I finished a series lectures on existentialism today (lecturer was Professor Robert Solomon— From the University of Texas) . It was a 12 hour audio book. The lecturer went through some ideas by Camus, Kierkegaard, Nietzsche, Heidegger & Sartre. And what did I learn? Good question. The lectures revolve around responsibility & passion. The latter give life some meaning - we can choose to follow them! Do we exist in a sense that we live our life to the fullest? Or do we perhaps just go along with the crowd ("so called existance"), just doing what we're supposed to, being good persons etc. We're encouraged to take hold of our own lives, towards realizing what & where our particular talents and virtues are. Existentialism argues that life is about is about passionately throwing yourself into the work you do, thus "becoming the person you really are". No excuses: our personal choices and commitments define us.
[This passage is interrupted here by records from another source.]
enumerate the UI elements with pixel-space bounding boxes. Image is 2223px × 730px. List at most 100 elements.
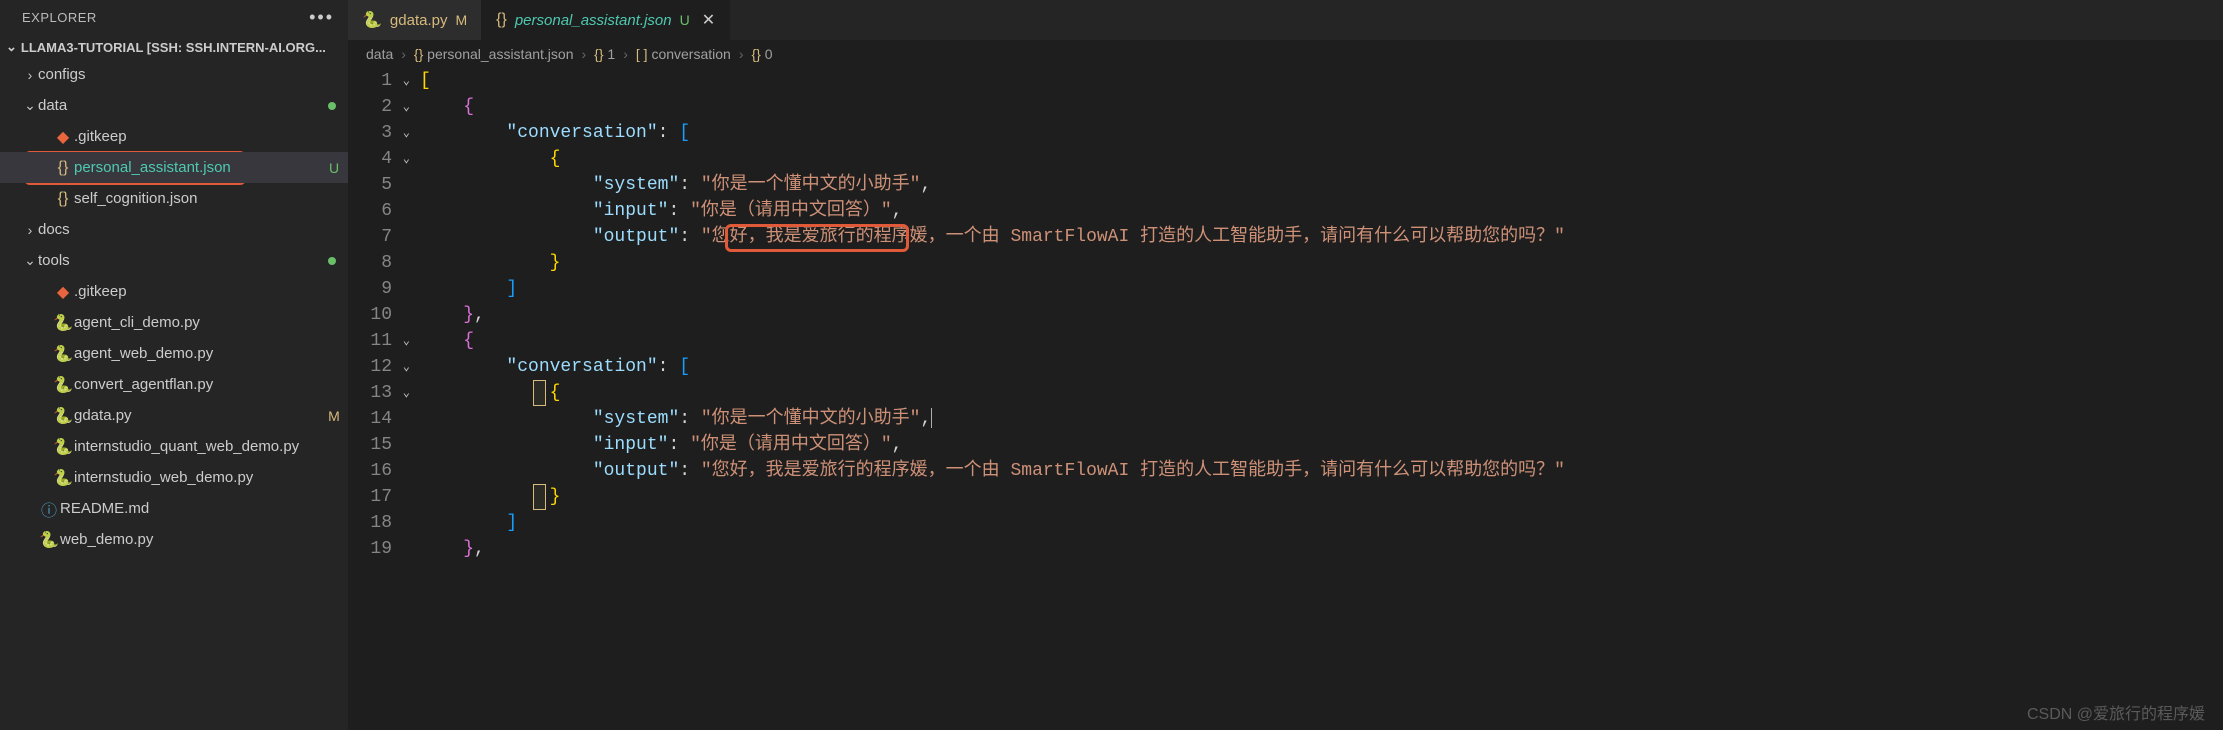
file-tree: ›configs⌄data◆.gitkeep{}personal_assista… — [0, 59, 348, 555]
breadcrumb-item[interactable]: {} 1 — [594, 46, 615, 62]
file-convert_agentflan.py[interactable]: 🐍convert_agentflan.py — [0, 369, 348, 400]
file-label: self_cognition.json — [74, 190, 348, 207]
folder-configs[interactable]: ›configs — [0, 59, 348, 90]
line-number: 15 — [370, 432, 392, 458]
code-line[interactable]: "input": "你是（请用中文回答）", — [420, 198, 2223, 224]
file-self_cognition.json[interactable]: {}self_cognition.json — [0, 183, 348, 214]
file-personal_assistant.json[interactable]: {}personal_assistant.jsonU — [0, 152, 348, 183]
fold-icon[interactable]: ⌄ — [398, 354, 410, 380]
code-line[interactable]: "output": "您好，我是爱旅行的程序媛，一个由 SmartFlowAI … — [420, 458, 2223, 484]
fold-icon[interactable]: ⌄ — [398, 146, 410, 172]
file-web_demo.py[interactable]: 🐍web_demo.py — [0, 524, 348, 555]
breadcrumb-item[interactable]: data — [366, 46, 393, 62]
breadcrumb-item[interactable]: {} personal_assistant.json — [414, 46, 574, 62]
code-line[interactable]: "input": "你是（请用中文回答）", — [420, 432, 2223, 458]
file-label: .gitkeep — [74, 128, 348, 145]
line-number: 1 — [381, 68, 392, 94]
code-editor[interactable]: 1⌄2⌄3⌄4⌄567891011⌄12⌄13⌄141516171819 [ {… — [348, 68, 2223, 730]
fold-icon[interactable]: ⌄ — [398, 328, 410, 354]
tab-personal_assistant.json[interactable]: {}personal_assistant.jsonU✕ — [482, 0, 730, 40]
fold-icon[interactable]: ⌄ — [398, 68, 410, 94]
editor-area: 🐍gdata.pyM{}personal_assistant.jsonU✕ da… — [348, 0, 2223, 730]
line-number: 2 — [381, 94, 392, 120]
file-label: README.md — [60, 500, 348, 517]
code-line[interactable]: [ — [420, 68, 2223, 94]
tab-label: personal_assistant.json — [515, 12, 672, 29]
py-file-icon: 🐍 — [52, 344, 74, 364]
file-internstudio_web_demo.py[interactable]: 🐍internstudio_web_demo.py — [0, 462, 348, 493]
git-file-icon: ◆ — [52, 127, 74, 147]
code-line[interactable]: "system": "你是一个懂中文的小助手", — [420, 406, 2223, 432]
project-header[interactable]: ⌄ LLAMA3-TUTORIAL [SSH: SSH.INTERN-AI.OR… — [0, 35, 348, 59]
file-agent_web_demo.py[interactable]: 🐍agent_web_demo.py — [0, 338, 348, 369]
code-content[interactable]: [ { "conversation": [ { "system": "你是一个懂… — [420, 68, 2223, 730]
code-line[interactable]: ] — [420, 276, 2223, 302]
code-line[interactable]: { — [420, 146, 2223, 172]
breadcrumb-separator-icon: › — [401, 46, 406, 62]
code-line[interactable]: }, — [420, 536, 2223, 562]
file-internstudio_quant_web_demo.py[interactable]: 🐍internstudio_quant_web_demo.py — [0, 431, 348, 462]
code-line[interactable]: ] — [420, 510, 2223, 536]
explorer-more-icon[interactable]: ••• — [309, 7, 334, 28]
code-line[interactable]: "conversation": [ — [420, 354, 2223, 380]
breadcrumb-label: data — [366, 46, 393, 62]
line-number: 5 — [381, 172, 392, 198]
code-line[interactable]: } — [420, 250, 2223, 276]
file-label: convert_agentflan.py — [74, 376, 348, 393]
file-.gitkeep[interactable]: ◆.gitkeep — [0, 276, 348, 307]
file-README.md[interactable]: ⓘREADME.md — [0, 493, 348, 524]
modified-dot-icon — [328, 102, 336, 110]
code-line[interactable]: "conversation": [ — [420, 120, 2223, 146]
breadcrumb-item[interactable]: [ ] conversation — [636, 46, 731, 62]
folder-data[interactable]: ⌄data — [0, 90, 348, 121]
breadcrumb-label: personal_assistant.json — [427, 46, 573, 62]
tab-label: gdata.py — [390, 12, 448, 29]
fold-icon[interactable]: ⌄ — [398, 380, 410, 406]
line-number: 18 — [370, 510, 392, 536]
line-number: 10 — [370, 302, 392, 328]
modified-dot-icon — [328, 257, 336, 265]
folder-tools[interactable]: ⌄tools — [0, 245, 348, 276]
code-line[interactable]: }, — [420, 302, 2223, 328]
code-line[interactable]: { — [420, 328, 2223, 354]
code-line[interactable]: { — [420, 94, 2223, 120]
tab-gdata.py[interactable]: 🐍gdata.pyM — [348, 0, 482, 40]
close-icon[interactable]: ✕ — [702, 10, 715, 30]
code-line[interactable]: "output": "您好，我是爱旅行的程序媛，一个由 SmartFlowAI … — [420, 224, 2223, 250]
breadcrumb-icon: {} — [594, 46, 603, 62]
file-label: internstudio_quant_web_demo.py — [74, 438, 348, 455]
code-line[interactable]: { — [420, 380, 2223, 406]
file-gdata.py[interactable]: 🐍gdata.pyM — [0, 400, 348, 431]
line-number: 7 — [381, 224, 392, 250]
py-file-icon: 🐍 — [52, 437, 74, 457]
line-number: 6 — [381, 198, 392, 224]
folder-label: tools — [38, 252, 328, 269]
file-label: agent_web_demo.py — [74, 345, 348, 362]
line-gutter: 1⌄2⌄3⌄4⌄567891011⌄12⌄13⌄141516171819 — [348, 68, 420, 730]
breadcrumb-icon: {} — [414, 46, 423, 62]
vcs-badge: U — [320, 160, 348, 176]
breadcrumb[interactable]: data›{} personal_assistant.json›{} 1›[ ]… — [348, 40, 2223, 68]
line-number: 3 — [381, 120, 392, 146]
file-label: gdata.py — [74, 407, 320, 424]
file-.gitkeep[interactable]: ◆.gitkeep — [0, 121, 348, 152]
tab-status: M — [455, 12, 467, 28]
fold-icon[interactable]: ⌄ — [398, 120, 410, 146]
file-label: .gitkeep — [74, 283, 348, 300]
code-line[interactable]: } — [420, 484, 2223, 510]
project-name: LLAMA3-TUTORIAL [SSH: SSH.INTERN-AI.ORG.… — [21, 40, 326, 55]
folder-docs[interactable]: ›docs — [0, 214, 348, 245]
breadcrumb-separator-icon: › — [581, 46, 586, 62]
line-number: 16 — [370, 458, 392, 484]
breadcrumb-icon: [ ] — [636, 46, 648, 62]
file-label: web_demo.py — [60, 531, 348, 548]
py-file-icon: 🐍 — [52, 375, 74, 395]
breadcrumb-item[interactable]: {} 0 — [752, 46, 773, 62]
folder-label: docs — [38, 221, 348, 238]
breadcrumb-label: 1 — [607, 46, 615, 62]
code-line[interactable]: "system": "你是一个懂中文的小助手", — [420, 172, 2223, 198]
md-file-icon: ⓘ — [38, 497, 60, 521]
fold-icon[interactable]: ⌄ — [398, 94, 410, 120]
file-agent_cli_demo.py[interactable]: 🐍agent_cli_demo.py — [0, 307, 348, 338]
line-number: 19 — [370, 536, 392, 562]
However, it doesn't tell people what to do, or how to do it. The choices, passions & discoveries must be made by you. We are in charge of our lives, we make ourselves. I thought it was entertaining and enlightening. A bit on the heavy side though.
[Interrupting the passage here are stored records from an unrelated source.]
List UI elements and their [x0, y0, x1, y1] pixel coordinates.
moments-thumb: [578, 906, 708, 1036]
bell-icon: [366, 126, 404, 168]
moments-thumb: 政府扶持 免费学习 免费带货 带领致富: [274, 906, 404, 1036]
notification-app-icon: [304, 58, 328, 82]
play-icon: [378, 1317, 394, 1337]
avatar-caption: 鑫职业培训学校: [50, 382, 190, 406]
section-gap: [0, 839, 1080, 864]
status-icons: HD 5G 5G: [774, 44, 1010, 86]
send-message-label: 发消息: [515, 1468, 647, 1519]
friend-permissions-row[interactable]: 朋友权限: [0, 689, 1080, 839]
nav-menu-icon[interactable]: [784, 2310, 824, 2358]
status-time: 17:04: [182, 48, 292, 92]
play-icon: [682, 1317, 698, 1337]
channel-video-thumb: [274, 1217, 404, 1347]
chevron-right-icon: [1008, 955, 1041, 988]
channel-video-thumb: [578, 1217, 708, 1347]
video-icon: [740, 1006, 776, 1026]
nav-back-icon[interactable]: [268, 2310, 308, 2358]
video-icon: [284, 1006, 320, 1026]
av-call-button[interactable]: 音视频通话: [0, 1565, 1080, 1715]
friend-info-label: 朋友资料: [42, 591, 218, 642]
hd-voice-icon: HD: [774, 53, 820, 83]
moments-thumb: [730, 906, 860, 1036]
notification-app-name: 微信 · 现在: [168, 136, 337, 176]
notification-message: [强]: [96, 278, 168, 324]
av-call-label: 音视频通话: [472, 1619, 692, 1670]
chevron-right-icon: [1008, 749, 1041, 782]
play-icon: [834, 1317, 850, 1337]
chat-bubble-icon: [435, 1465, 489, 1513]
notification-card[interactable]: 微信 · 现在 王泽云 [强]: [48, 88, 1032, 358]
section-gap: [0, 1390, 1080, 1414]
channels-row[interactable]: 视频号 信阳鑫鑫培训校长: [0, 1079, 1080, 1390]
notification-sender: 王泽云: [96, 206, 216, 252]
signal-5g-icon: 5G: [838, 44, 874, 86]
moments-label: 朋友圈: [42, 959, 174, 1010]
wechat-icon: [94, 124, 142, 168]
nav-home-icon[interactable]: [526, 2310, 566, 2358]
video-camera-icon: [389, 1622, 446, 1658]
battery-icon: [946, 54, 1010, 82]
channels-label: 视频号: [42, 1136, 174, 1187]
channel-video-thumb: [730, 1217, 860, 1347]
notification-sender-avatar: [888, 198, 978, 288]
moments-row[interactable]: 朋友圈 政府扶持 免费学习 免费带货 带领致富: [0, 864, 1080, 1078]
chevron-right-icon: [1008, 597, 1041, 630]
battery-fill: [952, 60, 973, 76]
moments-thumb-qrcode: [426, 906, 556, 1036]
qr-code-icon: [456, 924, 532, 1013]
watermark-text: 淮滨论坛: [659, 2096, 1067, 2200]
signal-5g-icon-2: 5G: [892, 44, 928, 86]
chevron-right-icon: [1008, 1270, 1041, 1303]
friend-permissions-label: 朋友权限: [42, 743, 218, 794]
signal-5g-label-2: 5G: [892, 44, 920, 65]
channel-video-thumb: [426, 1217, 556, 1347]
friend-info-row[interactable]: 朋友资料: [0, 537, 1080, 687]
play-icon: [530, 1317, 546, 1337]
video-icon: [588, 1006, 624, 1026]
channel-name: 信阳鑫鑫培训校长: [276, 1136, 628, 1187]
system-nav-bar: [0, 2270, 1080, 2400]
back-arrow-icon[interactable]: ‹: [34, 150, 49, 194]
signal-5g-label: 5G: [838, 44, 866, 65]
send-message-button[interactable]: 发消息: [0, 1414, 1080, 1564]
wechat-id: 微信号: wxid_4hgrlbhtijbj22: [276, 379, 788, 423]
I have yet to begin typing my final thesis. Research needs to be undertaken first. The first few books have been reserved from the library - I should go and pickup the first one that came available today. Naturally it would not hurt if I knew exactly what I am aiming at. Needless to say, some clarification and discussion is needed before I continue. Survey or interviews is the main topic. The thesis requires solid & useful first hand material.
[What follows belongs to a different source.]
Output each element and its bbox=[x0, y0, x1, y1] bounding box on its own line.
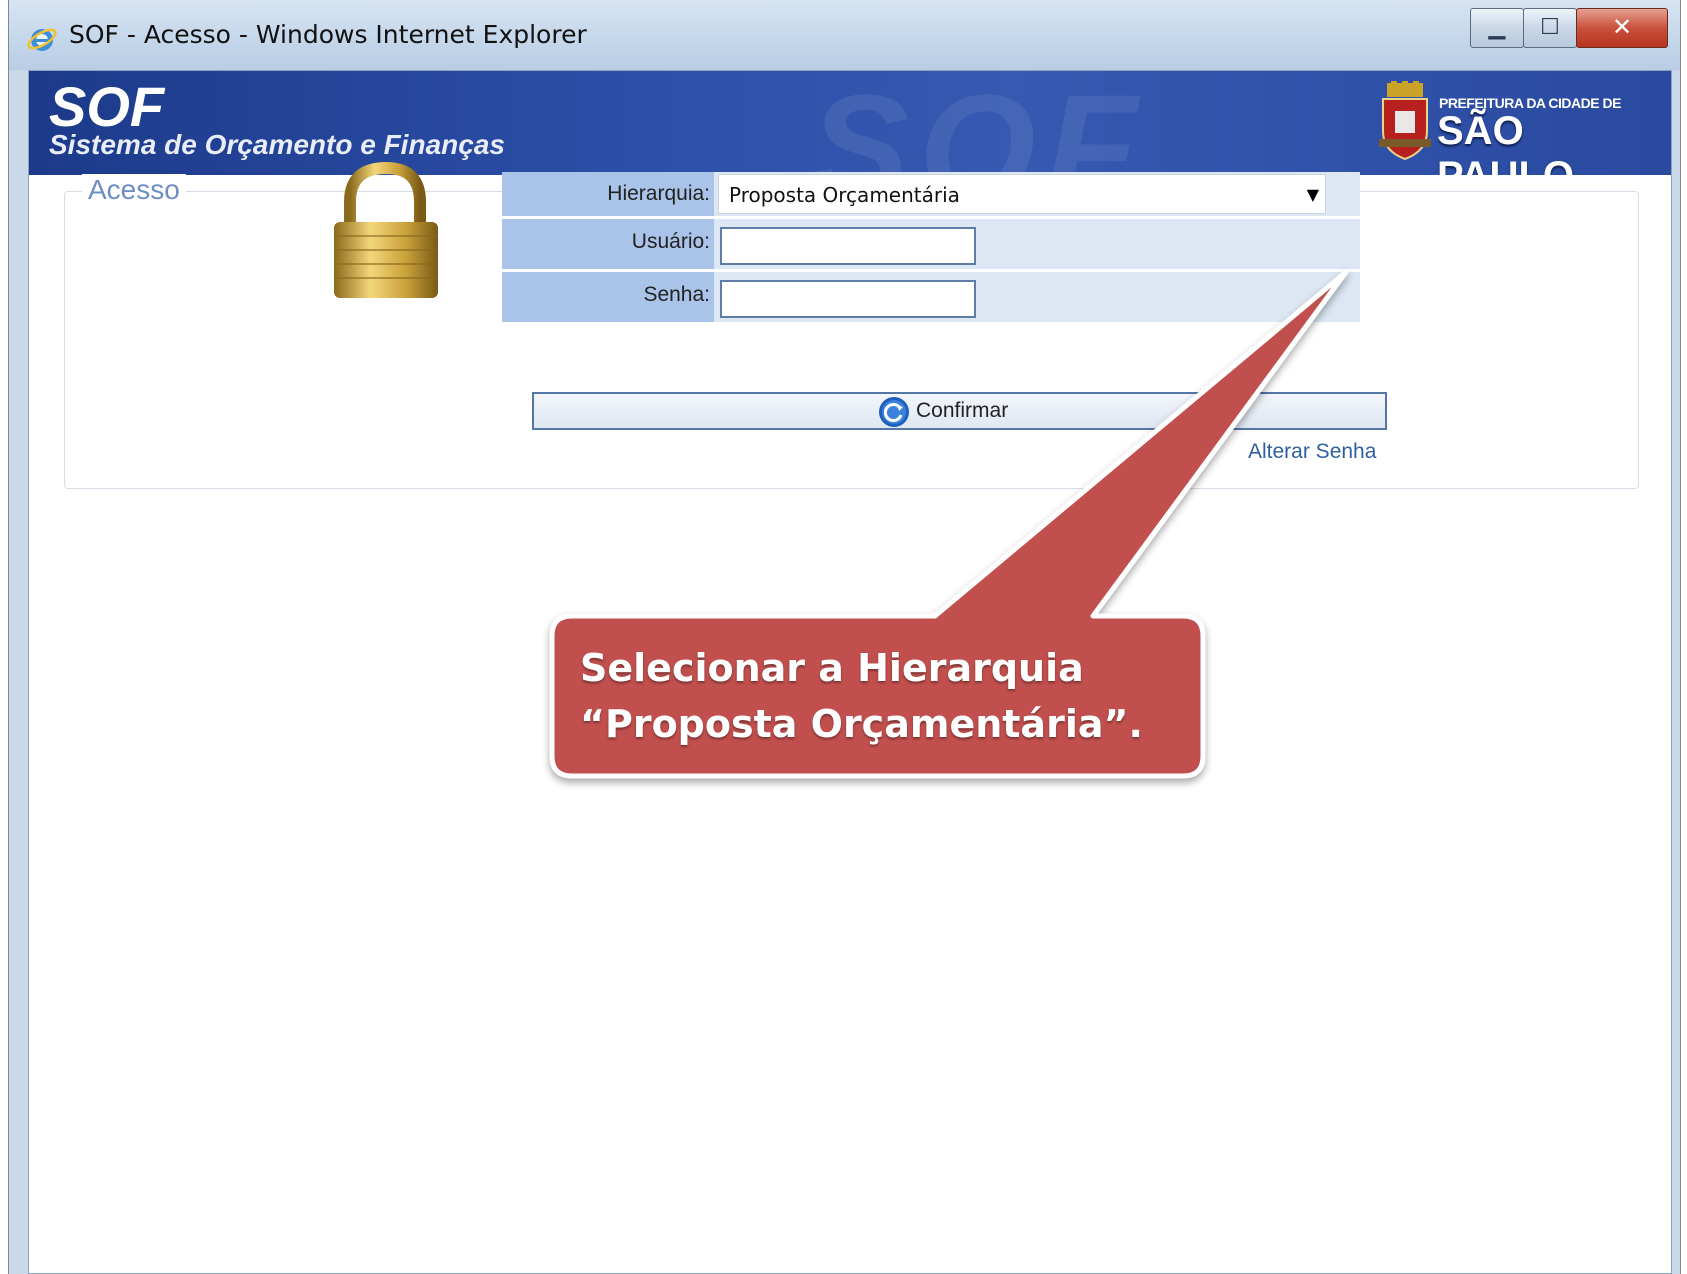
callout-line-2: “Proposta Orçamentária”. bbox=[580, 702, 1143, 746]
callout-line-1: Selecionar a Hierarquia bbox=[580, 646, 1084, 690]
callout-shape bbox=[549, 269, 1349, 779]
callout-text: Selecionar a Hierarquia “Proposta Orçame… bbox=[580, 640, 1143, 752]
Current weekly schedule: 20 hours of school, 20 hours of work. In addition, all homework & projects, and whatever time I put into the final thesis. Next week will bring some changes. I today (partially) finished 1 course, but have 3 new courses beginning shortly. The current bane of my life has been accounting. I did the final exam (second out of two) for it today, it went well I suppose. Now I need to quickly do a monster of an assignment for it - and take the midterm as a re-exam on March. If all goes well, everything will be passed & I will be a happy man. I flunked that on my first year, and never got around to doing it again. I thought the course was starting on January, but it turned out they had begun already last November. Therefore, I had quite a bit of catching up to do. My good luck was that the teacher split the course into two parts. 1. Proper accounting (double-sided, T-accounts), and 2. Understanding & evaluating financial statements. This latter part was cake, as I had already taken Finance & Investments. I really dislike the first bit though. Now I have to make a monster excel assignment by Monday. Bitch. Thursday & Friday will be full-blown workdays, with little energy left in the evening. Saturday is just 4 hours shift, so maybe that'll be the day to do it.

That's it for now.

1 comment:

Byron said...

This is the Teaching Company tape is it not? I too have been listening to these lectures and find them very helpful. There are others on contemporary philosophy that I've found to be very good, particularly ones by Rick Roderick and Lloyd Kramer. Unfortunately I have yet to find anyone other than the Teaching Company who offers lectures like these! I'm still in the process of looking, this is how I found your blog by the way.